Numerai Self-Supervised Learning & Data Augmentation Projects

Getting NNs to perform nearly as well as a GBM model is extremely challenging. NNs are super finicky and love to overfit in these low SNR, small data size regimes.

2 Likes

I agree, and when I try techniques to keep them from over-fitting I find i hard to make progress during training, but I think that is to be expected.

I really like how much activity we have on this topic. @nyuton are you coming to NumerCon on April? We would love to help you make it.

For anyone else who has contributed here and wants to come, we or the CoE can help you get there.

Lots of Kaggle grandmasters will be there too: NUMERCON • Numerai Conference 2022 • Tickets, Fri, Apr 1, 2022 at 1:00 PM | Eventbrite

2 Likes

Yeah i’ve been working on this idea. Unfortunately it doesn’t seem possible to do an inverse projection in tSNE, however with UMAP, yes. So I’ve been working on this idea.

One other method for data augmentation is to train an NN with two objectives:

  • preserve information that predicts labels
  • output new rows that minimizes distance to the source row based on the preserved information.

I drew inspiration from the Unet architectre that is used for image segmentation tasks.

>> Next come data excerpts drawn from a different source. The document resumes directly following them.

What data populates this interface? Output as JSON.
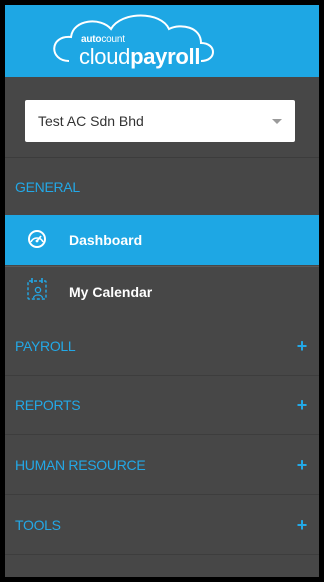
{
  "brand": {
    "small_prefix": "auto",
    "small_suffix": "count",
    "big_prefix": "cloud",
    "big_suffix": "payroll",
    "color": "#1ea7e4"
  },
  "company_select": {
    "value": "Test AC Sdn Bhd",
    "caret_icon": "chevron-down-icon"
  },
  "sidebar": {
    "general_heading": "GENERAL",
    "items": [
      {
        "label": "Dashboard",
        "icon": "dashboard-gauge-icon",
        "active": true
      },
      {
        "label": "My Calendar",
        "icon": "calendar-user-icon",
        "active": false
      }
    ],
    "menus": [
      {
        "label": "PAYROLL",
        "icon": "plus-icon"
      },
      {
        "label": "REPORTS",
        "icon": "plus-icon"
      },
      {
        "label": "HUMAN RESOURCE",
        "icon": "plus-icon"
      },
      {
        "label": "TOOLS",
        "icon": "plus-icon"
      }
    ]
  },
  "colors": {
    "accent": "#1ea7e4",
    "sidebar_bg": "#474747",
    "section_text": "#23a8e6"
  }
}
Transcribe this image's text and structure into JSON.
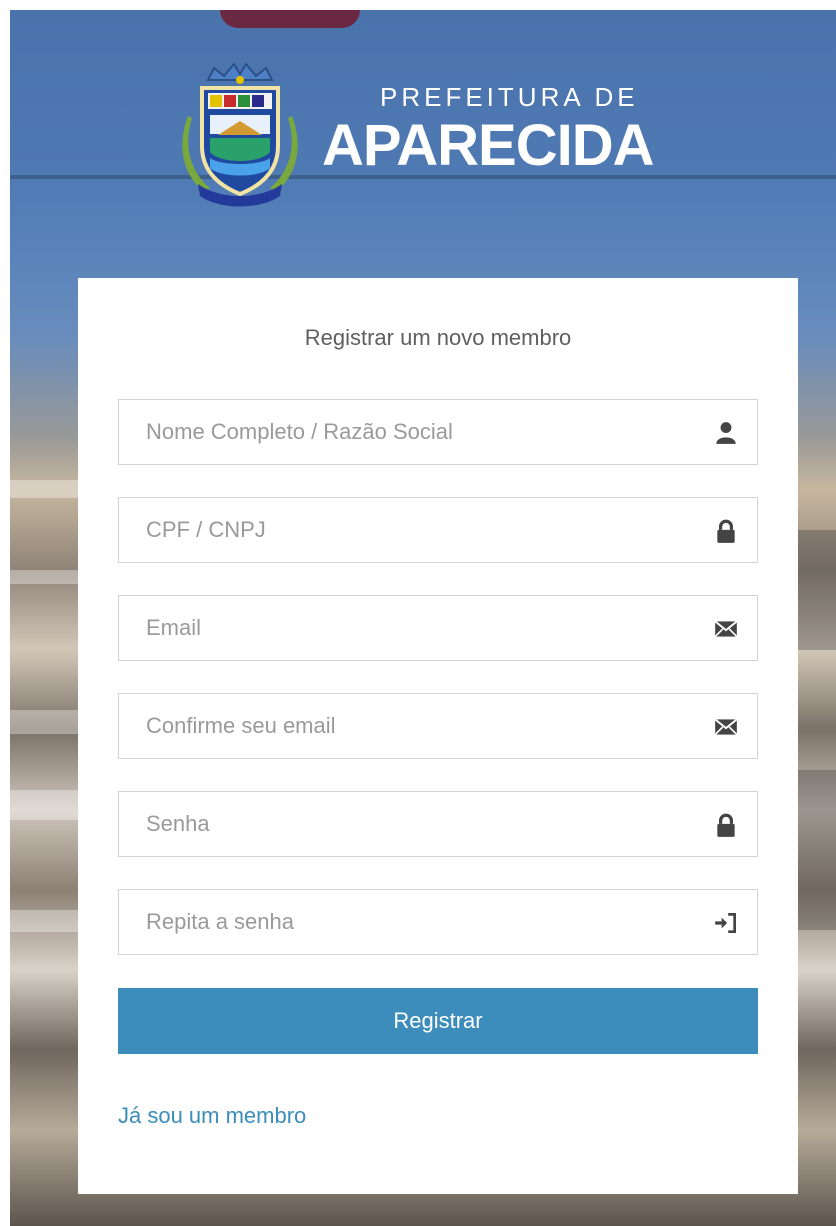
{
  "brand": {
    "line1": "PREFEITURA DE",
    "line2": "APARECIDA"
  },
  "form": {
    "title": "Registrar um novo membro",
    "fields": [
      {
        "placeholder": "Nome Completo / Razão Social",
        "icon": "user-icon"
      },
      {
        "placeholder": "CPF / CNPJ",
        "icon": "lock-icon"
      },
      {
        "placeholder": "Email",
        "icon": "envelope-icon"
      },
      {
        "placeholder": "Confirme seu email",
        "icon": "envelope-icon"
      },
      {
        "placeholder": "Senha",
        "icon": "lock-icon"
      },
      {
        "placeholder": "Repita a senha",
        "icon": "log-in-icon"
      }
    ],
    "submit_label": "Registrar",
    "member_link": "Já sou um membro"
  },
  "colors": {
    "accent": "#3c8dbc",
    "background_blue": "#4f79b3",
    "placeholder": "#9a9a9a",
    "icon": "#444444"
  }
}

The result is a two-headed NN.

  • It has one output in the middle to predict target labels from the narrow hidden layer. It forces the first part of the NN to learn parameters that can predict the label.
  • Then there are upscaling layers which get information from the first layers as well. The second output layer has the same dimension as the input to create new augmented(?) rows.

Model architecture:

def getModel():
    
    input_layer = tf.keras.layers.Input(shape=(n_features,))

    x = tf.keras.layers.Dense(420, activation='relu')(input_layer)
    x = tf.keras.layers.BatchNormalization()(x)
    x = tf.keras.layers.Dropout(0.1)(x)

    x = tf.keras.layers.Dense(128, activation='relu')(x)
    x = tf.keras.layers.BatchNormalization()(x)    
    x0 = tf.keras.layers.Dropout(0.1)(x)

    o = tf.keras.layers.Dense(16, activation='relu')(x0)
    o = tf.keras.layers.BatchNormalization()(o)
    o = tf.keras.layers.Dropout(0.1)(o)

    # first head output
    label_output = tf.keras.layers.Dense(1, activation='sigmoid', name='label_output')(o)

    # decoder layers
    x = tf.keras.layers.Dense(128, activation='relu')(o)
    x = tf.keras.layers.BatchNormalization()(x)    
    x = tf.keras.layers.Dropout(0.1)(x)
    
    x = tf.keras.layers.concatenate([x, x0], name='concat')

    decoder_output = tf.keras.layers.Dense(420, activation='sigmoid', name='decoder_output')(x)
     

    model = tf.keras.Model(input_layer, [label_output, decoder_output])
    model.compile(optimizer=tf.optimizers.Adam(0.001), loss='mse', loss_weights=[1, 3])
    
    return model

Results are similar to the previously detailed “dream” approach.
While the improvements are not too big, these methods show that it is possible to generate augmented rows, contrary to many discussions in rocket chat. Also my scripts are in a proof-of-concept stage, with a lot of room for improvement.

  • Baseline

  • Augmented with +5% data

1 Like

@nyuton This method reminded me a bit to this one AutoEncoder and multitask MLP on new dataset (from Kaggle Jane Street)

2 Likes

Has anyone ever worked with the Synthetic Data Vault(SDV) before or thought about using these libraries in this application?
The * CTGAN Model is a GAN-based Deep Learning data synthesizer that can generate synthetic tabular data with high fidelity according to the site
They also have the PAR model which is an implementation of a Probabilistic AutoRegressive model that allows learning multi-type, multivariate timeseries data and later on generate new synthetic data that has the same format and properties as the learned one.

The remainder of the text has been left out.